Coming out to my parents is both terrifying and a relief. I know I can't keep being two different people at uni and at home and, regardless of how this goes, I'm glad to have the weight off my chest. As it is, my parents don't care, not in the slightest. All they've ever wanted is for me to be happy and they make it clear that afternoon, my mother holding me in my arms as I cry. My father watches fondly, ruffling my hair and making sure I look him in the eyes and understand when he says he loves me, no matter what. It's everything I want.

Later, once I've shown them pictures of my boyfriend and agreed to let them meet, they mention you in passing. You're gay, which isn't quite bi but close enough, and I take notice. So fresh to this LGBT thing, I can't stop paying a little extra attention when I hear about other people like me but, at the same time, we haven't spoken in years. I don't know how to start the conversation again, anyway, and I don't think you'll appreciate me popping up out of the blue just because of your sexuality. So we don't talk.

Three months later, you're dead.

I hear the news over the phone, just like my parents do, and it hits me sharp. I've never lost someone before, not someone I'm close to, and certainly not someone as young as you were at seventeen. It's jarring and it reminds me all too well of my own mortality.
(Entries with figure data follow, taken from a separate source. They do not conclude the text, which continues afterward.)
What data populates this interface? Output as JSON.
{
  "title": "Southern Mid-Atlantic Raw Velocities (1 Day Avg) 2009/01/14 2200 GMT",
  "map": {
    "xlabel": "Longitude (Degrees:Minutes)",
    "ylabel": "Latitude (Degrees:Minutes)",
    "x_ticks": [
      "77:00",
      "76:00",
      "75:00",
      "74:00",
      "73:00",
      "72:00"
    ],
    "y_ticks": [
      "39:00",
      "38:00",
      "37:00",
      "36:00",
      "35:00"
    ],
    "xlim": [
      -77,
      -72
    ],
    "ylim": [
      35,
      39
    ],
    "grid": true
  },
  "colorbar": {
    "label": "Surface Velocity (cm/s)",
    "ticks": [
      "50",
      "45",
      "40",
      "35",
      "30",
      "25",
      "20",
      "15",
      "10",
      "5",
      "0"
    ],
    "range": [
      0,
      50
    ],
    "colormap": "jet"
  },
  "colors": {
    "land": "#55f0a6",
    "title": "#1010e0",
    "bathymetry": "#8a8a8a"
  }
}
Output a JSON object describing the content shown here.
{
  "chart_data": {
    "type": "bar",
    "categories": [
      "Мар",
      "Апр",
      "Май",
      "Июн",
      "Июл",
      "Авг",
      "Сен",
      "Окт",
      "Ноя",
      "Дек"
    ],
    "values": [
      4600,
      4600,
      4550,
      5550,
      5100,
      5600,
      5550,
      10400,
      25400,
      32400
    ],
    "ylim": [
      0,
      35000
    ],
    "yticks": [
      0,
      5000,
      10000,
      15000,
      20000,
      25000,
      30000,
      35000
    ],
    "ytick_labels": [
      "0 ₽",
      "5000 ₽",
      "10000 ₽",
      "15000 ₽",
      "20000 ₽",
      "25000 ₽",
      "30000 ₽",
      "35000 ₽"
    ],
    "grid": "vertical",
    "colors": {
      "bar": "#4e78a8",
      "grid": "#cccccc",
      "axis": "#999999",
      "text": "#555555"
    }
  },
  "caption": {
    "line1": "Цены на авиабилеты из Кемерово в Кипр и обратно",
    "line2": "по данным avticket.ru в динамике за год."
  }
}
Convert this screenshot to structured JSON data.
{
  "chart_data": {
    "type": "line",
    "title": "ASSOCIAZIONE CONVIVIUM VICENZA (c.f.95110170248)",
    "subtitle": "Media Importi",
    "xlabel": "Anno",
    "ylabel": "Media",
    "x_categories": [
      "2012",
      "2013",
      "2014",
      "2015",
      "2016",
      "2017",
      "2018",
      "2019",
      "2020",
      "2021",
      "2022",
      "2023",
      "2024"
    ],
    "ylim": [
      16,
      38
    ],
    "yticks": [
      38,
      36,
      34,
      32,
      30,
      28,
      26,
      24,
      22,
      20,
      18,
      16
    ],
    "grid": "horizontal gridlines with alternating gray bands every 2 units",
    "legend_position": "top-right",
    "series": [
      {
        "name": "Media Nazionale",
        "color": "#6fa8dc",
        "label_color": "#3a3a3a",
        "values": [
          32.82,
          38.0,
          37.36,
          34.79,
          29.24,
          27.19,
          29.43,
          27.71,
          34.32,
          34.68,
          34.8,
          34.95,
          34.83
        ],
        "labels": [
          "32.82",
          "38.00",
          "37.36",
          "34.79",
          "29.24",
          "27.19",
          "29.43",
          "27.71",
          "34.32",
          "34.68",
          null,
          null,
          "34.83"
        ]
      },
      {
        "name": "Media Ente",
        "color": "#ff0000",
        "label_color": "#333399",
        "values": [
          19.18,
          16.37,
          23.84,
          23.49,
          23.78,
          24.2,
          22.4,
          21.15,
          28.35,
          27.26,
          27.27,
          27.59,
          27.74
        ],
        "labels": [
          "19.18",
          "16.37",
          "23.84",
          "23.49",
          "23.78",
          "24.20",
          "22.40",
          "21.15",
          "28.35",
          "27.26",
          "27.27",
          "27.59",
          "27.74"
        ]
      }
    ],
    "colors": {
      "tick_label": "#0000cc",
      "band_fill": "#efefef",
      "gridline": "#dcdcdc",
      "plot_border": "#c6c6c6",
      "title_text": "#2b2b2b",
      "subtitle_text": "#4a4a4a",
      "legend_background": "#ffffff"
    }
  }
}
It's that sense of shock and numbness that takes me through the following weeks, takes me to a dreary day with the rain pelting down as we watch your coffin being lowered into the ground. I see your mother speak of you, shaking voice but no tears coming through, and there's your father sharing memories after her, too.

It feels all too short of a goodbye but maybe that's the way with all funerals. I wonder, like I have over the past month, if anything would've changed if I got in contact with you. What would happen if we'd grown up together, if you were less shy and I was more determined, and those thoughts keep me up at night. Because then you'd have a friend who had the same struggles you had and maybe whatever pressures you faced in college wouldn't be so bad with someone by your side. Maybe you wouldn't have taken your life then.

But, more than those dark thoughts, I think of the earlier years, when we were kids in your beach house, carefree and happy.